Connects to Telegram using the MTProto client (@mtcute/bun) with the session from tg auth login
Resolves the channel by username
Fetches forum topics and finds the one matching TOPIC_KEYWORD
Paginates through all replies in that topic thread (100 messages per batch, 500ms rate limit between batches)
Resolves user IDs to display names
Writes the JSON to the output directory

Troubleshooting¶

Problem	Fix
"Set TELEGRAM_API_ID and TELEGRAM_API_HASH in .env"	Create `.env` from `.env.example` and fill in your credentials
"Session not found"	Run `tg auth login` to authenticate
"Topic matching 'sparse parity' not found"	The script prints available topics. Check the spelling or update `TOPIC_KEYWORD`
"FLOOD_WAIT" error	Telegram rate limit. Wait the indicated seconds and retry

Privacy¶

The messages.json file contains real messages from group members. The .env file contains API credentials. Both are gitignored. The sync script itself is safe to commit.

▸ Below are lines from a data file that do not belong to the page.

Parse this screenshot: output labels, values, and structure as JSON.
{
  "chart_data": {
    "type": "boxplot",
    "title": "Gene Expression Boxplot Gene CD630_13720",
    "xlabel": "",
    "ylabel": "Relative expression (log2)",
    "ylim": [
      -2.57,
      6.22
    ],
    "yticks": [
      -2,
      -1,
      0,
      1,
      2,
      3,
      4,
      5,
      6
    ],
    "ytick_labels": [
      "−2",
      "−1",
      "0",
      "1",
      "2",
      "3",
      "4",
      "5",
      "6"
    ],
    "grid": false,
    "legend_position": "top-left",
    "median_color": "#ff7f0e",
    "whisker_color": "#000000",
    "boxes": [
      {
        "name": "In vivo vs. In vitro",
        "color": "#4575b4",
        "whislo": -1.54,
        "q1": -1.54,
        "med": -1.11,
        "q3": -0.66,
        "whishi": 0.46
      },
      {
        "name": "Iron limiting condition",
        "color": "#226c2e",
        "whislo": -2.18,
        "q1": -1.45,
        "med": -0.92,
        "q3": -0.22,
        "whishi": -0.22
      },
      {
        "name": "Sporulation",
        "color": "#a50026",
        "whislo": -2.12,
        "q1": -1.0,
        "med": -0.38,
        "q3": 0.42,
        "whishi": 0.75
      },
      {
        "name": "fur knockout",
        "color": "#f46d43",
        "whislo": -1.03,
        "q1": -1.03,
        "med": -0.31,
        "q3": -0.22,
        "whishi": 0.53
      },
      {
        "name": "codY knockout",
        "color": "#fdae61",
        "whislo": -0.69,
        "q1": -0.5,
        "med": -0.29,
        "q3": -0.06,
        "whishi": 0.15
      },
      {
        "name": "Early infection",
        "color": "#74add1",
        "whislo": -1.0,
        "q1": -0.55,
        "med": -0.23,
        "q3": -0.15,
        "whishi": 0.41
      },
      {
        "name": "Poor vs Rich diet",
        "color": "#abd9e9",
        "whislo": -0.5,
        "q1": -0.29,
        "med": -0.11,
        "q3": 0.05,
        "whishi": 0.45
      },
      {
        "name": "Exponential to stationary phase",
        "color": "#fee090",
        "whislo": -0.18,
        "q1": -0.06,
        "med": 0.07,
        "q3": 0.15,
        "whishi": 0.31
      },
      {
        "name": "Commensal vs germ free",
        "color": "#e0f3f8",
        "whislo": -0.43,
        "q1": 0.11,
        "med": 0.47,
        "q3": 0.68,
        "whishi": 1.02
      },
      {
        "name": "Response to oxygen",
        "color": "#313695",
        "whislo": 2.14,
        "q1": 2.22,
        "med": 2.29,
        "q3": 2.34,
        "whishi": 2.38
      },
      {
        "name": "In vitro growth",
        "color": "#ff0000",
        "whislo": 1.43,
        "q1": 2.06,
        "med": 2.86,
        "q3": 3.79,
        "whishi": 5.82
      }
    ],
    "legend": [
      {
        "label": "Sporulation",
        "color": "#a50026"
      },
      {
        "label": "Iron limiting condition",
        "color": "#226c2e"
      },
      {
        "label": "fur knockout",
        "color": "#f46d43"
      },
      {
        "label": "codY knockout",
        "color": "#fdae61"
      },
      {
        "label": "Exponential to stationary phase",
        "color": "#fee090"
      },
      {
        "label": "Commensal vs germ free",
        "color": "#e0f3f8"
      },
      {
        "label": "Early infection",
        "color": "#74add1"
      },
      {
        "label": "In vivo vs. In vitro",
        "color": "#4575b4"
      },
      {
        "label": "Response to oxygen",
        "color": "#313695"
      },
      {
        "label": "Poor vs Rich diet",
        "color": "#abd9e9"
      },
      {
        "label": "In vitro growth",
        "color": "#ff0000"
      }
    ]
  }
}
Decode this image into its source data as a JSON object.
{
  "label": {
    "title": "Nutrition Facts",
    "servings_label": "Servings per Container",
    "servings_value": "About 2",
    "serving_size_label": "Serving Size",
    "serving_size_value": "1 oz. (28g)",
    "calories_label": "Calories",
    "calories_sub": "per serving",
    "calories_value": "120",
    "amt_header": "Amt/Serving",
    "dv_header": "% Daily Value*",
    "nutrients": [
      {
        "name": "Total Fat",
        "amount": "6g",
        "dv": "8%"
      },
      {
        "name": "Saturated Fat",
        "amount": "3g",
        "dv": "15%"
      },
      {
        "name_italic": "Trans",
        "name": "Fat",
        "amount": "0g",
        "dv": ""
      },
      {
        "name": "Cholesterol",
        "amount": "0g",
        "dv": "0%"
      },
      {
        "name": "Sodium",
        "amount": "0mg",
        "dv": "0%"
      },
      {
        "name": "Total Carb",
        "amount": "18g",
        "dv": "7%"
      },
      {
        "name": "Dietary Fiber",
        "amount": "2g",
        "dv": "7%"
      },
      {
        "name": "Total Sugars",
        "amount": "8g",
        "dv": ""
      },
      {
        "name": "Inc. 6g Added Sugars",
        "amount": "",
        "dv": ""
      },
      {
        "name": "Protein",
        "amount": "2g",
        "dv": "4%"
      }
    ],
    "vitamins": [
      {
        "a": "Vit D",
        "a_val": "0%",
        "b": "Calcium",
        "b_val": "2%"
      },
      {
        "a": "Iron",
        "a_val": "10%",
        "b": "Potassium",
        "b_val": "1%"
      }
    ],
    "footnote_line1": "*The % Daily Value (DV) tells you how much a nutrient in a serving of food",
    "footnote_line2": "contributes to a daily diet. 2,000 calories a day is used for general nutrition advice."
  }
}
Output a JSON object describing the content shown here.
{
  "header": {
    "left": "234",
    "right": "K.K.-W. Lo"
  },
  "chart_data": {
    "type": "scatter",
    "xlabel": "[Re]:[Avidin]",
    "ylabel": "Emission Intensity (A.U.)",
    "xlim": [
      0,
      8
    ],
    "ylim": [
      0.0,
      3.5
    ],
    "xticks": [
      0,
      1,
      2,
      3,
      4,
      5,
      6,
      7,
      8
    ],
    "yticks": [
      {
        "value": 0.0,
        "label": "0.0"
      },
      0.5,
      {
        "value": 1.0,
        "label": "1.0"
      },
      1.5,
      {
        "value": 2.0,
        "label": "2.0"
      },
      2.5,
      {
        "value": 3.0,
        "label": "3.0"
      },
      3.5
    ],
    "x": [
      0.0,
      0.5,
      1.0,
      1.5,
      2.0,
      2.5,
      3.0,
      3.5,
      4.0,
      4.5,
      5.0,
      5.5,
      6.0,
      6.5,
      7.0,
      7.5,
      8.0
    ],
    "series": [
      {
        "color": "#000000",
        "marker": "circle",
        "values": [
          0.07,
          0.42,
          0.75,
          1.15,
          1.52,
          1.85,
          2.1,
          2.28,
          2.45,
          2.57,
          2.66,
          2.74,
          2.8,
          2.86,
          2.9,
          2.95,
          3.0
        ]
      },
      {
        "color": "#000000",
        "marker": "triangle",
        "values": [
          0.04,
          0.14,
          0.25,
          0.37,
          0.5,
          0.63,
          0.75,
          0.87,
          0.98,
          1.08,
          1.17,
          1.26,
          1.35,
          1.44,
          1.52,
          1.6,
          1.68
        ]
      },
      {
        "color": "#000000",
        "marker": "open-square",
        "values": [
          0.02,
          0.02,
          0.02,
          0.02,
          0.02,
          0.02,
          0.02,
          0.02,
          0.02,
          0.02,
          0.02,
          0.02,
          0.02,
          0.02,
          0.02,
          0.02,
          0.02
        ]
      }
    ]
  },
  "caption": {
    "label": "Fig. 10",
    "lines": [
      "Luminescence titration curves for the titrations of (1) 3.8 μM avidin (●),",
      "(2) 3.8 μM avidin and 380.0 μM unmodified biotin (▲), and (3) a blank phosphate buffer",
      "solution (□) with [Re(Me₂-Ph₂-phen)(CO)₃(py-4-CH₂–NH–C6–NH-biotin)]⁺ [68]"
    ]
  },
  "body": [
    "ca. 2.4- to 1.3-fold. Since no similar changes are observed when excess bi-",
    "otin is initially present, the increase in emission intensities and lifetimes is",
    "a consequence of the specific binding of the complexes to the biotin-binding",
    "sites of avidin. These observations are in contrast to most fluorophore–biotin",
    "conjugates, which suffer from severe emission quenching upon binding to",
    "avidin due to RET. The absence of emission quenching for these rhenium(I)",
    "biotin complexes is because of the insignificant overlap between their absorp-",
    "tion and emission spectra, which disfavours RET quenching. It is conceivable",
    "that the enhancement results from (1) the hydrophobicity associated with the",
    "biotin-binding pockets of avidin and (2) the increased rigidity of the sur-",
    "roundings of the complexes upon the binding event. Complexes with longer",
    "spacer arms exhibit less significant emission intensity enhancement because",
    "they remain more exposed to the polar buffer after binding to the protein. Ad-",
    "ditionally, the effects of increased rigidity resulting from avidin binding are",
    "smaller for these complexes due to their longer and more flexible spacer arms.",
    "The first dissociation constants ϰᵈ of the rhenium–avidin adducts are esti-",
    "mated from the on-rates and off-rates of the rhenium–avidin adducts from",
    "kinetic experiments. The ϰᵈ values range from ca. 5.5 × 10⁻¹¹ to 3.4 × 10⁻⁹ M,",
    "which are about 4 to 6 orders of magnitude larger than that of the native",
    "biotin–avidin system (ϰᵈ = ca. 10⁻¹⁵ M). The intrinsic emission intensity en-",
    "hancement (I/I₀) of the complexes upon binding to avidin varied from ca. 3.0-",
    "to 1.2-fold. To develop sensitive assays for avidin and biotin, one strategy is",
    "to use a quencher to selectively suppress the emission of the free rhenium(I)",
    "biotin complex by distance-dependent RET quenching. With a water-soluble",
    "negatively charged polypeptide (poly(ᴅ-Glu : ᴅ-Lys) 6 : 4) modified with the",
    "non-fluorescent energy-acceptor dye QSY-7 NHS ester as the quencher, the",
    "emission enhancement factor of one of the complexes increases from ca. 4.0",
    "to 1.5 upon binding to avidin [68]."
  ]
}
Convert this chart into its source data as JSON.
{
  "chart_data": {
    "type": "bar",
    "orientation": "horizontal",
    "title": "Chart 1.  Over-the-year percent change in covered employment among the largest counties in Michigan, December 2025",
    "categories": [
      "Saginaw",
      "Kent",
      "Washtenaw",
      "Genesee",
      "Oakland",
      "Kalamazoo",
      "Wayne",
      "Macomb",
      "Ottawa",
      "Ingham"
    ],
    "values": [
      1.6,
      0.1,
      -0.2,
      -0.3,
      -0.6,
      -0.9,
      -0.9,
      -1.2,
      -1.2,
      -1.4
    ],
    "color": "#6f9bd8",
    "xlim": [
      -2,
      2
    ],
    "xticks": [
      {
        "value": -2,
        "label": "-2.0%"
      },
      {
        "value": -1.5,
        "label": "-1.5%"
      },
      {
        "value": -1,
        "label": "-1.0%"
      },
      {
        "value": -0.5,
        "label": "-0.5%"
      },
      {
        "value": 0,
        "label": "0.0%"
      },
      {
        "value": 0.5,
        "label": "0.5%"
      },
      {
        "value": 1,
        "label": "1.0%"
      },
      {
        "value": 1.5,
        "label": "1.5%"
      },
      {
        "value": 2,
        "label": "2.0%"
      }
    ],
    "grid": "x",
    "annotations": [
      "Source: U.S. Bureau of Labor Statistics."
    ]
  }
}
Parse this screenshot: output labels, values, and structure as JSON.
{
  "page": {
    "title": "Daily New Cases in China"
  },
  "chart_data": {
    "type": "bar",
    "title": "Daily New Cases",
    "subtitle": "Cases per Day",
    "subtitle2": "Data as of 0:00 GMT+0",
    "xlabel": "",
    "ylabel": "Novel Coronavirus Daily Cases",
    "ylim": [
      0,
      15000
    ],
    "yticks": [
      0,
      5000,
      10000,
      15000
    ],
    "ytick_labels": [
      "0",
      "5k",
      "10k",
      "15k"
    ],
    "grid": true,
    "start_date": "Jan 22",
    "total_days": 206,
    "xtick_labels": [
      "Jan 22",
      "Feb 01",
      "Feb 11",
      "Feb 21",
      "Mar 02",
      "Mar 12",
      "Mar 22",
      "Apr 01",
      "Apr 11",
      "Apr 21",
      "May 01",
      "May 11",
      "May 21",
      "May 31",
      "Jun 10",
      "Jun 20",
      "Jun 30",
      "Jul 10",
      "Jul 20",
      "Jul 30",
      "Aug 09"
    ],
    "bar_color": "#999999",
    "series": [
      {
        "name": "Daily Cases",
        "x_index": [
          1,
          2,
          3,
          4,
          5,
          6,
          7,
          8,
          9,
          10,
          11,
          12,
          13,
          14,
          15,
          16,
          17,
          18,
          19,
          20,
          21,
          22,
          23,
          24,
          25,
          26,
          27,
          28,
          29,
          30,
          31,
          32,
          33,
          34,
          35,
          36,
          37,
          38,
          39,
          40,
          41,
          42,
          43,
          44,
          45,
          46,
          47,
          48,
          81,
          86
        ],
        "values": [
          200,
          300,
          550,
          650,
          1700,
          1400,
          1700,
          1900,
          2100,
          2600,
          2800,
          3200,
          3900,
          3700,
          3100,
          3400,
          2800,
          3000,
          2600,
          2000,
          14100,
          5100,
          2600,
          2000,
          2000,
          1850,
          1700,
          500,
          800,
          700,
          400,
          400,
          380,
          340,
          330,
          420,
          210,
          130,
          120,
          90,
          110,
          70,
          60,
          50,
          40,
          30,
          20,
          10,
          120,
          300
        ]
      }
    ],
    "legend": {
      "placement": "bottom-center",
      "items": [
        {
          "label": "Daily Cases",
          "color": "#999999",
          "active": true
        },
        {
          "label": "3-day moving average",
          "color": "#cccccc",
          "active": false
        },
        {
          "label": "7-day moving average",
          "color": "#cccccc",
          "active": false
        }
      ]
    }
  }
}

References Auto-Extraction¶

The sync script also builds docs/references_auto.md — a flat list of all unique URLs found across all pulled Google Docs. This feeds into the curated docs/references.md page which organizes them by category (Google Docs, Drive, Colab, GitHub, Gemini, Other).

export_sessions.py¶

Exports Claude Code session traces from ~/.claude into .traces/sessions/ as readable text files.

Why¶

Claude Code stores every conversation as JSONL files in ~/.claude/projects/. These contain the full back-and-forth of every research session — hypotheses tested, code written, experiments run, dead ends hit. Without exporting them, this research history is invisible and eventually lost when sessions age out or the machine changes.

The exported traces let us:

Review what each agent actually did during parallel experiments (sparse-parity team had 4 agents, research-loop had 5, blank-slate had 3)
Find abandoned ideas worth revisiting
See which approaches were tried and why they failed
Reconstruct the reasoning behind decisions in DISCOVERIES.md

Usage¶

python3 .traces/export_sessions.py              # export all sessions
python3 .traces/export_sessions.py --list       # list sessions with metadata
python3 .traces/export_sessions.py SESSION_ID   # export one session
python3 .traces/export_sessions.py --team sparse-parity  # export one team

How It Works¶

Reads JSONL files from ~/.claude/projects/-Users-yadkonrad-dev-dev-year26-feb26-SutroYaro/
Parses the nested message format (entry.message.role, entry.message.content)
Extracts text from content blocks, summarizes tool calls (Read, Write, Edit, Bash, Grep, Agent, etc.)
Strips <system-reminder> tags and skips system messages
Writes readable text files to .traces/sessions/ with YOU / CLAUDE labels
Generates INDEX.md with a table of all exported sessions

Filenames include team and agent names when available: sparse-parity-metrics-agent-04f577d0.txt.

Privacy¶

The .traces/sessions/ directory is gitignored. The export script is committed, the outputs are not. Session traces contain raw conversation data and should stay local.